Mr. Lorr interviewed immigrants from Burma, some of them former prisoners forced to toil unpaid on fishing boats. One worker, identified in the book as Tun-Lin, recalled watching his best friend beaten and tossed overboard when he became delirious from exhaustion. Others were whipped with stingray tails.
But there is not much that Americans can do as consumers to improve working conditions abroad, Mr. Lorr said.
“A boycott sounds compelling, but because of the volume and complexity of the supply chain, it’s overly simplistic,” he said. “There are so many good actors caught up with bad actors. Also, you boycott Thailand, or any country, and market pressures lead to the same problems cropping up somewhere else.”

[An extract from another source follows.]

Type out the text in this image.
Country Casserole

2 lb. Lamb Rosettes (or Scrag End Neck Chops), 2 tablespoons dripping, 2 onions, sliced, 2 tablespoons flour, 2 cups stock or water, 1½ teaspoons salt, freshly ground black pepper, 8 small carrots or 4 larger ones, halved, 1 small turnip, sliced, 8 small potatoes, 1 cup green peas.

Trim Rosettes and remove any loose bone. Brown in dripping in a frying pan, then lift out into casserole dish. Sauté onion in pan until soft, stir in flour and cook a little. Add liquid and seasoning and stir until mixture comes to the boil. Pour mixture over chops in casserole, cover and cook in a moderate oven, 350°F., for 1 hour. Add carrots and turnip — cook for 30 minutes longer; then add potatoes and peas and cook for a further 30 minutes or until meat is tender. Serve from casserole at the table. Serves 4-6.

He felt overwhelmed, but also awed, when he sneaked into a windowless, warehouse-sized industrial egg farm in California, and saw thousands of chickens stacked in cages. “I walked away thinking, ‘This is exactly the misery I expected,” he said. “But it also wasn’t a hellscape.”
More than anything, it seemed like an apt metaphor for the agricultural-industrial complex that keeps our supermarket aisles stocked with an endless array of grocery options at the lowest possible prices.
“I thought, ‘This is what it looks like to feed seven billion people,’” Mr. Lorr said. “The human project has reached an absurd level, and our food supply reflects that absurdity.”
He added: “ I had eggs the next morning.”